Le Front commun pour le Congo (FCC) déplore la décision du chef de l’État, Félix Tshisekedi, concernant la révision de la constitution en vigueur depuis 2006, prévue pour l’année prochaine.
Dans un communiqué intitulé « Ne pas être prêt à mourir pour défendre ses droits, c’est se faire complice de son bourreau ! », rendu public ce dimanche 27 octobre, la famille politique de l’ancien président de la République démocratique du Congo, Joseph Kabila, estime que cette modification de la constitution vise à affaiblir les compromis établis lors du dialogue intercongolais de Sun City.
La cellule de crise du FCC proteste fermement contre ce projet présidentiel, rappelant que la constitution actuelle a été adoptée par 85 % des votants lors d’un référendum populaire, ce qui lui confère une légitimité solide.
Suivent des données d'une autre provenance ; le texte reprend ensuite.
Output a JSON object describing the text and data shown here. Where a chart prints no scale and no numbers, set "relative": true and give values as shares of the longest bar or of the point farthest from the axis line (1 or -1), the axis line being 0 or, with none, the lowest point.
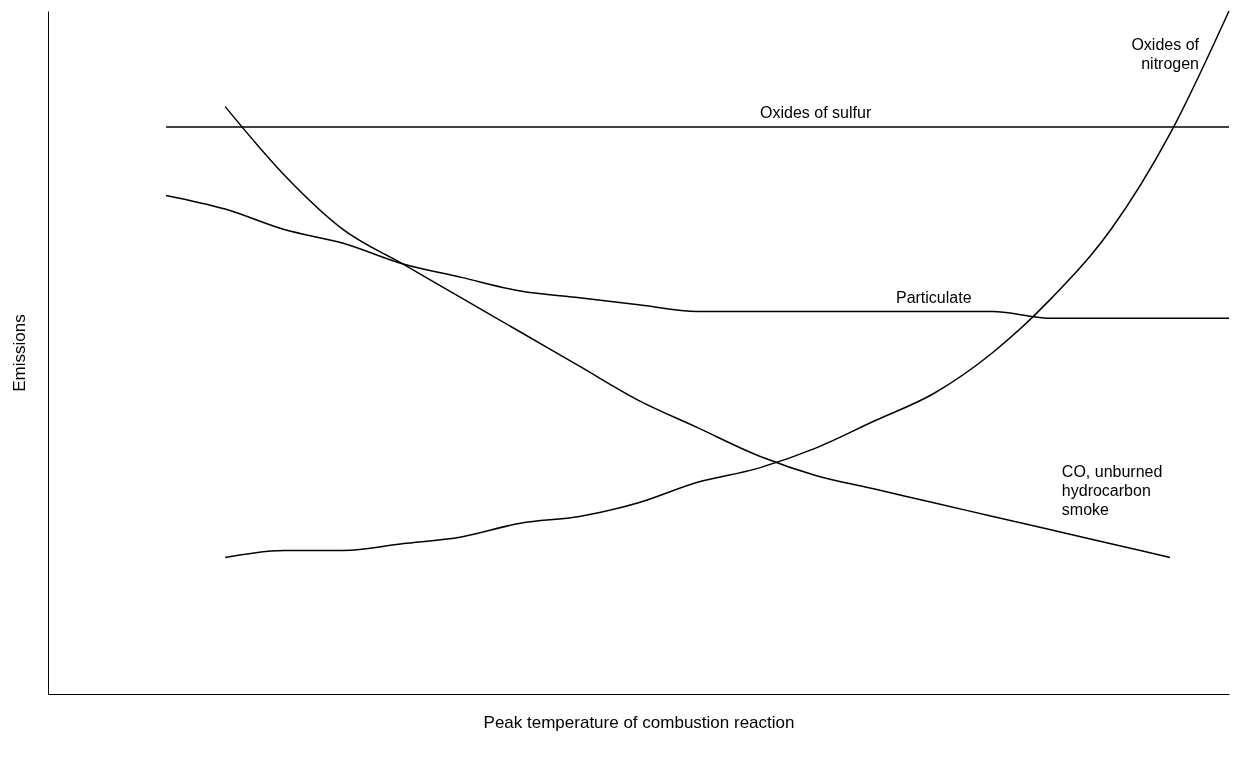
{
  "chart_data": {
    "type": "line",
    "relative": true,
    "xlabel": "Peak temperature of combustion reaction",
    "ylabel": "Emissions",
    "legend": false,
    "grid": false,
    "marker": "none",
    "line_style": "solid",
    "categories": [
      null,
      null,
      null,
      null,
      null,
      null,
      null,
      null,
      null,
      null,
      null,
      null,
      null,
      null,
      null,
      null,
      null,
      null,
      null,
      null,
      null
    ],
    "series": [
      {
        "name": "Oxides of sulfur",
        "color": "#000000",
        "values": [
          null,
          null,
          0.83,
          0.83,
          0.83,
          0.83,
          0.83,
          0.83,
          0.83,
          0.83,
          0.83,
          0.83,
          0.83,
          0.83,
          0.83,
          0.83,
          0.83,
          0.83,
          0.83,
          0.83,
          0.83
        ]
      },
      {
        "name": "Particulate",
        "color": "#000000",
        "values": [
          null,
          null,
          0.73,
          0.71,
          0.68,
          0.66,
          0.63,
          0.61,
          0.59,
          0.58,
          0.57,
          0.56,
          0.56,
          0.56,
          0.56,
          0.56,
          0.56,
          0.55,
          0.55,
          0.55,
          0.55
        ]
      },
      {
        "name": "CO, unburned\nhydrocarbon\nsmoke",
        "color": "#000000",
        "values": [
          null,
          null,
          null,
          0.86,
          0.76,
          0.68,
          0.63,
          0.58,
          0.53,
          0.48,
          0.43,
          0.39,
          0.35,
          0.32,
          0.3,
          0.28,
          0.26,
          0.24,
          0.22,
          0.2,
          null
        ]
      },
      {
        "name": "Oxides of\nnitrogen",
        "color": "#000000",
        "values": [
          null,
          null,
          null,
          0.2,
          0.21,
          0.21,
          0.22,
          0.23,
          0.25,
          0.26,
          0.28,
          0.31,
          0.33,
          0.36,
          0.4,
          0.44,
          0.5,
          0.58,
          0.68,
          0.82,
          1.0
        ]
      }
    ]
  }
}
Pour le FCC, au-delà des arguments fallacieux présentés au peuple, le véritable objectif de ce projet de révision constitutionnelle serait l’instauration d’une présidence à vie omnipotente, en modifiant des dispositions constitutionnelles intangibles, notamment celles relatives au nombre et à la durée des mandats présidentiels ainsi qu’aux prérogatives des provinces et des entités territoriales décentralisées.

Le FCC précise que la Constitution du 18 février 2006 est « une constitution écrite, non pas à l’étranger, par des étrangers, comme faussement allégué, mais, ironiquement, à Kisangani, plus précisément à Simisimi, dans les installations de la mission catholique Saint-Gabriel en 2004, par des compatriotes représentant la diversité de la nation congolaise. »
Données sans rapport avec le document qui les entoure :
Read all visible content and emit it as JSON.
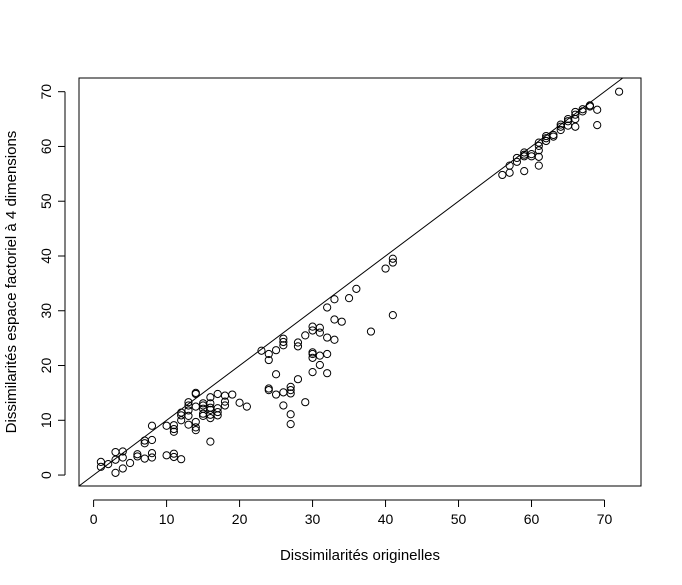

« À tous les spécialistes de thérapeutiques basées sur de faux diagnostics qui, par ignorance ou malveillance, pensent que l’histoire du Congo a commencé le 24 janvier 2019, le FCC rappelle que ce pacte républicain et son corollaire, la Constitution du 18 février 2006, sont, notamment grâce à la méthode participative employée, les véritables bases de la cohésion et de la stabilité nationales que le président Tshisekedi a trouvées à son arrivée au pouvoir », précise le communiqué.
Le projet de révision constitutionnelle du président Tshisekedi est vigoureusement contesté par plusieurs entités du pays, notamment l’opposition, la société civile et d’autres partis politiques, qui estiment qu’il s’agit d’une tentative pour s’éterniser au pouvoir.